Handwritten signature has been one of the oldest biometric identification methods. It is still very widespread in everyday life, used on different checks, bills and contracts. But forgeries result in a great deal of financial damage, so proper understanding and effective automation of signature-based identification is rewarding. In the past few decades much research has been done on the subject.

Identification can be done by using online or offline methods. In case of online signature identification a digitizing tablet is used, and it provides lots of information about the signature: the exact position of the pen, the acceleration and pressure, both as functions of time. With this information the authentication or verification may be performed accurately, however the need for a special hardware is a huge drawback

Offline identification takes only a scanned picture of the signature, only this can be used for comparison and forgery detection. Benefits are that any signature could be analyzed, no special hardware is needed. The main disadvantage is the lower accuracy. In practical life, this method has greater importance.
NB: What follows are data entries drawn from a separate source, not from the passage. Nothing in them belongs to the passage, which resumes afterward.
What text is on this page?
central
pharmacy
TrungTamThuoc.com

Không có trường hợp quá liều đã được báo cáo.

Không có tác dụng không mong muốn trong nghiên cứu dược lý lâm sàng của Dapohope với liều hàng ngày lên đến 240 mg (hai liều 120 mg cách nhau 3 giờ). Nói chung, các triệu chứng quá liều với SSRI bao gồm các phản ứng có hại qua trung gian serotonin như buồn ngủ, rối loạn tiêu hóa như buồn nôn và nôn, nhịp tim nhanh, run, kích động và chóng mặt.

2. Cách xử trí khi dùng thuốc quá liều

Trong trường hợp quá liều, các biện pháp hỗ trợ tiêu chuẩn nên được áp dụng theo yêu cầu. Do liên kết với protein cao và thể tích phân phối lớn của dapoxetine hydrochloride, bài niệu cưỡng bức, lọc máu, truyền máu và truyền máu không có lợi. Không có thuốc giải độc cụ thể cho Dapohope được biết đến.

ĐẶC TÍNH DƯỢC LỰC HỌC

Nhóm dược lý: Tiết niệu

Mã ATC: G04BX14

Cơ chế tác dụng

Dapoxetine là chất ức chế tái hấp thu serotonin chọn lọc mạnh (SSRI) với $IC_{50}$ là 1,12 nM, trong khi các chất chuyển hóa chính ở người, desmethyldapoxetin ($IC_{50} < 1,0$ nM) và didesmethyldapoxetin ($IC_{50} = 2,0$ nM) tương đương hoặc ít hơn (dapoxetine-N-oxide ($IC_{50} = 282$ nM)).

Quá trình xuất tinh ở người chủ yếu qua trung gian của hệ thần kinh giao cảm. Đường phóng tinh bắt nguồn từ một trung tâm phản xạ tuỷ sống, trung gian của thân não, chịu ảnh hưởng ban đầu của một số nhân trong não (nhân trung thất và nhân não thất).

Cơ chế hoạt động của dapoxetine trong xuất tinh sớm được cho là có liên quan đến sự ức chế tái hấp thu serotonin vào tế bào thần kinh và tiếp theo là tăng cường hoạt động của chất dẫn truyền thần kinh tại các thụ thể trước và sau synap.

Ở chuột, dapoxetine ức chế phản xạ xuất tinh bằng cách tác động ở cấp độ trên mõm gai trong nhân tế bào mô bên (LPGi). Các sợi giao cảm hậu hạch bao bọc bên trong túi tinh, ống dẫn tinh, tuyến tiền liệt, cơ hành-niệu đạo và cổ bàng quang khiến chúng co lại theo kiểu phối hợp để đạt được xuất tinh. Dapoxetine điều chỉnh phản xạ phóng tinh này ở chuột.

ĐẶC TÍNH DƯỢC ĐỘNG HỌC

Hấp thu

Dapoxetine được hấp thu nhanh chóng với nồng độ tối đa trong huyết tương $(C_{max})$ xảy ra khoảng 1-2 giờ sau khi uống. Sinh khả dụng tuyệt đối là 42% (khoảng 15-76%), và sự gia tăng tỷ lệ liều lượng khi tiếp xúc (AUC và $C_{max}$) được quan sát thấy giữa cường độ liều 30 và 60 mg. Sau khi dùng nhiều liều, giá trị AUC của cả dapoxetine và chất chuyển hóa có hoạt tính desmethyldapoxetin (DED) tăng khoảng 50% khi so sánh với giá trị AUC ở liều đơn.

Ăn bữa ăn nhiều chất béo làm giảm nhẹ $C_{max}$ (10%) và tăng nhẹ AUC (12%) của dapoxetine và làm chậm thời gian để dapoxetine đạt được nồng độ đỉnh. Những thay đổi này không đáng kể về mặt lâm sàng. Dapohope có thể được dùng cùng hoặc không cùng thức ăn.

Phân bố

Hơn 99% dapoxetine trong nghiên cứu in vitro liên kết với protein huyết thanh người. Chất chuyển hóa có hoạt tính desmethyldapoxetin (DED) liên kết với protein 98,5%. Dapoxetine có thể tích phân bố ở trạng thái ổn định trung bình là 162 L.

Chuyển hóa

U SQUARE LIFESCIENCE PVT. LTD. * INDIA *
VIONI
The purpose of the Signature Verifier System developed at Department of Automation and Applied Informatics of Budapest University of Technology and Economics is to develop algorithms for satisfactory accuracy business purposes. In the system, the automated signature verifying consists of many elementary steps. This way, the different modules can be evaluated and optimized objectively and independently.

One of the critical steps of the system is reconstructing the strokes of the thinned signatures, namely the vectorization of the signature. This means the identification of the lines, which are drawn with one movement without raising the pen. A good vectorization algorithm helps much in signature verification.

My work was to develop such a vectorization algorithm for the Signature Verifier System. In my thesis, I explain in details the developing process, the operation of the algorithm, the achievable results and different possibilities for further enhancement.